Money and access are the major obstacles facing local advertisers when it comes to any presidential election cycle and that’s being amplified this election season because there are soooo many candidates.
Buying into certain media inventory – most notably network television – has become increasingly difficult over the past few months and it doesn’t look as though it will get any easier until after Election Day in November of 2016. Inventory that is typically available and affordable is now far more expensive or already booked out.
Because of our state’s status as the first in the nation primary, the rush of candidates looking to get their message out in New Hampshire starts early and goes on for a while. Democratic and Republican presidential candidates have spent a combined 398 days in the Granite State this year. That does not include the time they’ve spent on our television screens, radio stations and billboards, which is the real issue for local advertisers.

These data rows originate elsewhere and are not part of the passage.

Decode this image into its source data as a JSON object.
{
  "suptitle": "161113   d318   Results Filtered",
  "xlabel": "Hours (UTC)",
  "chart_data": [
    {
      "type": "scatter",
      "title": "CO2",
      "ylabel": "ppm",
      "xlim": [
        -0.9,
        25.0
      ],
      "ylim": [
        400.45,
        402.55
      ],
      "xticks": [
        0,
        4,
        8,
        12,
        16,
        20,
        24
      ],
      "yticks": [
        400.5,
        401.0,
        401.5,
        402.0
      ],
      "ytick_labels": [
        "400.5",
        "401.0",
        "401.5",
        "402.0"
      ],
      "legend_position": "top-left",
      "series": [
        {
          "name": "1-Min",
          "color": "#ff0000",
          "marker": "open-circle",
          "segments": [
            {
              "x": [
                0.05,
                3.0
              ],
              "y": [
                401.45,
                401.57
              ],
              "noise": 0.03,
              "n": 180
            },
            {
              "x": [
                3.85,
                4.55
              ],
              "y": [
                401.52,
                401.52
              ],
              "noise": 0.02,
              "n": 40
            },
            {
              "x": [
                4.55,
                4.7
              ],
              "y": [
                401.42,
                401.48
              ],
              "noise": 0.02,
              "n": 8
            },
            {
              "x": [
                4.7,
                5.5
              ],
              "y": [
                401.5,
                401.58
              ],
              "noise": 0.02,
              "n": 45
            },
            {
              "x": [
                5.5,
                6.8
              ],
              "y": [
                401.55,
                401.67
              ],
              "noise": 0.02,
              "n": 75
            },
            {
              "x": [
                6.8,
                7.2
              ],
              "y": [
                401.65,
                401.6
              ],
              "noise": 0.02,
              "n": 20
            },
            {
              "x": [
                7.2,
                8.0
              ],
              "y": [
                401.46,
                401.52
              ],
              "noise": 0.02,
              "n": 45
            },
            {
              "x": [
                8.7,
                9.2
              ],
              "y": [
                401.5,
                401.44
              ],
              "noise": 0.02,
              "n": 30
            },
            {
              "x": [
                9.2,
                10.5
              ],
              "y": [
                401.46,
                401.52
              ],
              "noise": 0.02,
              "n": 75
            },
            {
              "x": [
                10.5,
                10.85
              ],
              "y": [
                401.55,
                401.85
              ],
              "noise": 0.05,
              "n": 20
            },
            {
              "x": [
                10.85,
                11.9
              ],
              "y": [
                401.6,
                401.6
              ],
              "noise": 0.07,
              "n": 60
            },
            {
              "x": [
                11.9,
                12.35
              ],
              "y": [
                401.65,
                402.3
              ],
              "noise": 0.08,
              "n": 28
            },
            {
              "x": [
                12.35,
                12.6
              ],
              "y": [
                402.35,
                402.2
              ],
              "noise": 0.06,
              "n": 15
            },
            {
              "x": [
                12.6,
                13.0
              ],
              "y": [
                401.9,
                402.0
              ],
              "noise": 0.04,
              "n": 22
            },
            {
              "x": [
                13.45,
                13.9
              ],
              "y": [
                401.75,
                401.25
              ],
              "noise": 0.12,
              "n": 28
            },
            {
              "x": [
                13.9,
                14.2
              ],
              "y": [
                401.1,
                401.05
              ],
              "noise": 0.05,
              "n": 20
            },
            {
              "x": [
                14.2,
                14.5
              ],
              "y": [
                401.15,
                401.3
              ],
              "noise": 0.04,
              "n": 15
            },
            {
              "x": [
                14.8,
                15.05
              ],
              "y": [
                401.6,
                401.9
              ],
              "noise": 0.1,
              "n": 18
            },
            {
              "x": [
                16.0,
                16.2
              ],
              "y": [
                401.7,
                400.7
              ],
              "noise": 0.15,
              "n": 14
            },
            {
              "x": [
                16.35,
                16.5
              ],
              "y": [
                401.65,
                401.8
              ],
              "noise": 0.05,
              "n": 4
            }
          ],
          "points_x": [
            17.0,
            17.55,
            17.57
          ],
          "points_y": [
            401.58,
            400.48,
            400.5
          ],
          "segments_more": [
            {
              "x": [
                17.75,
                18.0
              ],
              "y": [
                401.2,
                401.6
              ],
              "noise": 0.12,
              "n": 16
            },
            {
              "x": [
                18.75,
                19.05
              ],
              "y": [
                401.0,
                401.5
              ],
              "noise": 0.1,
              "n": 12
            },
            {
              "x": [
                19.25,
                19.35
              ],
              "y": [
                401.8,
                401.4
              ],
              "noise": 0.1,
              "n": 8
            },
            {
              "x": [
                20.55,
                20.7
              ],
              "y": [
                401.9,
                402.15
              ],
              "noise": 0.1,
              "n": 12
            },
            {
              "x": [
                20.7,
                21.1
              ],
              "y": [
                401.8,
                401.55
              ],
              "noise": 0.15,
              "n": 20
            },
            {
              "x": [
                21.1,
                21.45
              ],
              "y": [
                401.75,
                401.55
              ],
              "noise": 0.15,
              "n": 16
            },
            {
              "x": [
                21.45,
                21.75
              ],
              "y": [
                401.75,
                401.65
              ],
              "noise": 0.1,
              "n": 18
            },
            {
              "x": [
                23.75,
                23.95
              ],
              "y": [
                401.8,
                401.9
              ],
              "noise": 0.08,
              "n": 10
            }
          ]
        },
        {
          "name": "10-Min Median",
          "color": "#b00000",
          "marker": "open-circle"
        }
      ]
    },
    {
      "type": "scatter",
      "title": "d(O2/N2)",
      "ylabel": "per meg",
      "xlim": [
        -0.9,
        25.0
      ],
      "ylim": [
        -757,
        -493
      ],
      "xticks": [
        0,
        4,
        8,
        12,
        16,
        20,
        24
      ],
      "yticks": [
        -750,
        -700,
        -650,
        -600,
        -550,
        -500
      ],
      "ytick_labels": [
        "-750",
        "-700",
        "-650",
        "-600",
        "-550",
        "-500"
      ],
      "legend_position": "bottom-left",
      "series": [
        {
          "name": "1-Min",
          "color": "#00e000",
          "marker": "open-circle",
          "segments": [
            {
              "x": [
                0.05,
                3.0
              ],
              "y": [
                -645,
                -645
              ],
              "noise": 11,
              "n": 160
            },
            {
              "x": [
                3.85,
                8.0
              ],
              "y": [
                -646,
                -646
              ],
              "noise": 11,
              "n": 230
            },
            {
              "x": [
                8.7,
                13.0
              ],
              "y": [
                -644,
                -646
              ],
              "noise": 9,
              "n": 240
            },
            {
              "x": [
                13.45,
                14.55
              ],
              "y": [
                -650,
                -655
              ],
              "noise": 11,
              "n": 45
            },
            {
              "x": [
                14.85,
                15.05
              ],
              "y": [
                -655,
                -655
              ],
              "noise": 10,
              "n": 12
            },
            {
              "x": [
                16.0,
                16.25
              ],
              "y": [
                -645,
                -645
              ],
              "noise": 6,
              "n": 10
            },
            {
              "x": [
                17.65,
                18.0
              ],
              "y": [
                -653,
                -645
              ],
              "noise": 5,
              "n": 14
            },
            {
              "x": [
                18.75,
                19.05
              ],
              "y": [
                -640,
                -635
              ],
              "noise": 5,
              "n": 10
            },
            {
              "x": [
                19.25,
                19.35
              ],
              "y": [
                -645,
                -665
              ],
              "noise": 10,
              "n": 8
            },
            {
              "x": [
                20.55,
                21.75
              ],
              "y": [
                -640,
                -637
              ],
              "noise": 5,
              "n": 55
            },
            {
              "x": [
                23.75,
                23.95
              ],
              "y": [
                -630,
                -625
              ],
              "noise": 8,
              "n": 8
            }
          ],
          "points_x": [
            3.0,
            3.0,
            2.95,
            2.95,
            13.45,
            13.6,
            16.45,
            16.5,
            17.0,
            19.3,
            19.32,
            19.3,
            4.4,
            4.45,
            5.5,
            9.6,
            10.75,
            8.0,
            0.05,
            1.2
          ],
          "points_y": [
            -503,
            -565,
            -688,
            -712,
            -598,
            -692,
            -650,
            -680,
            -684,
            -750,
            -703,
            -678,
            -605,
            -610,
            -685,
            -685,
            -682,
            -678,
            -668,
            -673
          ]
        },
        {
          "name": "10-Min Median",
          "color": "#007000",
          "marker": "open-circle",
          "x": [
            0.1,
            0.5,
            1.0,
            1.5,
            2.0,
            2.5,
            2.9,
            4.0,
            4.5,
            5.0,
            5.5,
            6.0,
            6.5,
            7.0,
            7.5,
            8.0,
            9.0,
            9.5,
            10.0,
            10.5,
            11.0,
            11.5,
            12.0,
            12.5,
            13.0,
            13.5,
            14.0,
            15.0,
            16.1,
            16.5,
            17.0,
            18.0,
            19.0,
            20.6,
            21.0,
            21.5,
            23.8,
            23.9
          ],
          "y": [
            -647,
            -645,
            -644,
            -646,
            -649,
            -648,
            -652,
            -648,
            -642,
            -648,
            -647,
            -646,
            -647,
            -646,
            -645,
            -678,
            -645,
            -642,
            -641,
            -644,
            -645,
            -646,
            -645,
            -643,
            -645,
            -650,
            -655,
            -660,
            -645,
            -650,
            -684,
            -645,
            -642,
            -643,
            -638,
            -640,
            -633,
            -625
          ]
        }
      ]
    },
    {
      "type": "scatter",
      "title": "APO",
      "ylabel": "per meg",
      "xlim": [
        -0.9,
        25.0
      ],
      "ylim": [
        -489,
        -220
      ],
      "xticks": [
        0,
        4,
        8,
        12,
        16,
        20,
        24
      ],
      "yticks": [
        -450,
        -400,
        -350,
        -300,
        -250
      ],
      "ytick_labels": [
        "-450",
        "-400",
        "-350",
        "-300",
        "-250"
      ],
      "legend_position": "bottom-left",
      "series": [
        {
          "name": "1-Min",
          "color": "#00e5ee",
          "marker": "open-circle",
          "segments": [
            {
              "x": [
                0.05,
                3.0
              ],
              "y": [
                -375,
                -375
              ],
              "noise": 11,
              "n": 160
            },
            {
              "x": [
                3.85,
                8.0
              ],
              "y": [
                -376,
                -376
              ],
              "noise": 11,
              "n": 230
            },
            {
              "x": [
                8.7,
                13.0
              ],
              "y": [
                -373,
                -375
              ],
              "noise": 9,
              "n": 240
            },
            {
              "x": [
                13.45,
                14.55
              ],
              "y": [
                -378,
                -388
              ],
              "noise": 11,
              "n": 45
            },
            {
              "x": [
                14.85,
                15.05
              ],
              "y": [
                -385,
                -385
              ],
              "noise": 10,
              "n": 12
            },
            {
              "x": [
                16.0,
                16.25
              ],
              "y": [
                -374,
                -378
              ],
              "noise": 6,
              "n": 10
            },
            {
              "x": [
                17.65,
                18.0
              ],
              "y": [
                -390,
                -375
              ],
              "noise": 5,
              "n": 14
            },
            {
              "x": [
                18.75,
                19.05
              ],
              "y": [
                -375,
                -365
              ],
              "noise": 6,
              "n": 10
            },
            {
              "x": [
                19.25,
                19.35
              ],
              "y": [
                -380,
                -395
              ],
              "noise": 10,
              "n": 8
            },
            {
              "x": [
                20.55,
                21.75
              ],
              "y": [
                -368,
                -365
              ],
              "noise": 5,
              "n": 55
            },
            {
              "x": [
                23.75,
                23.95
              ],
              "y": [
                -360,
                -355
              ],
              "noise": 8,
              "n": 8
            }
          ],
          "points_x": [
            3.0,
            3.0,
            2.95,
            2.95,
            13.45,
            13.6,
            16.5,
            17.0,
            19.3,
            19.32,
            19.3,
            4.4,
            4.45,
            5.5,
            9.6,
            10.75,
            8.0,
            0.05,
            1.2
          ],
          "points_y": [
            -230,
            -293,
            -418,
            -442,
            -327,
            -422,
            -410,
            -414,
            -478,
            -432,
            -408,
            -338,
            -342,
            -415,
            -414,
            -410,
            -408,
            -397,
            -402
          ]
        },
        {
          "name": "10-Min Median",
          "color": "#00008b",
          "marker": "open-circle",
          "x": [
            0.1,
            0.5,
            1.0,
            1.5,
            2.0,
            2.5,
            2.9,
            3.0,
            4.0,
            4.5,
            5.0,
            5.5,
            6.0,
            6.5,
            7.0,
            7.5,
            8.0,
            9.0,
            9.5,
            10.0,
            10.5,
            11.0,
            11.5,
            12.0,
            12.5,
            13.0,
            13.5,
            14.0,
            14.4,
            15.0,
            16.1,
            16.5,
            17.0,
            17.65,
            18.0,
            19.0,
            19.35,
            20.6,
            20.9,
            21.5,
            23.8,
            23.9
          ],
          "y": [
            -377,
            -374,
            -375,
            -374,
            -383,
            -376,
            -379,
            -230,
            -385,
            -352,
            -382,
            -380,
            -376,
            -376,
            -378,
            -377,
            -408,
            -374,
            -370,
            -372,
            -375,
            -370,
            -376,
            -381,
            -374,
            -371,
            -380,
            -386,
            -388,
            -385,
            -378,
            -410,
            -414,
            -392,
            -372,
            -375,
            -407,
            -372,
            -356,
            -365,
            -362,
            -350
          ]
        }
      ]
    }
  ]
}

The Federal Communications Commission (FCC) regulates both radio and network television with the intention of making sure all candidates receive equal time and opportunity to advertise. But this fairness is not passed on to local advertisers. Demand for inventory across media channels has been unprecedented during this political season because of the sheer number of candidates and that’s driven up the rates.
I have seen the most dramatic increase in rates for network television, mainly due to the fact that New Hampshire has just one major network affiliate. Even clients who booked well in advance at lower rates are now getting bumped from their original slot and presented with make-good schedules. It has caused some of our clients to reevaluate their spending until the election is over.
Network television is still a powerful medium for clients with the budget to absorb the rate increases. A well-placed ad that contrasts with the glut of political ads can stand out and be effective even at a higher cost.
For those with lower budgets, radio and cable television are alternatives worth exploring. While radio stations are also regulated by the FCC, they have the ability to expand their commercial inventory to accommodate the increased demand. Cable television is not regulated and, while it may not have the same clout as network television, cable gives clients the opportunity to reach a more targeted audience, more frequently and for much lower rates.
Additional opportunities include Pandora, print, billboards (if available), movie theaters and digital initiatives such as Facebook, etc. Target audience, budget and goals determine where you should place your media in these alternate media channels.
The opportunity to effectively spread your message always exists and that that’s certainly the case when it comes to placing media during a New Hampshire political window. You just have to make sure you put together a winning campaign.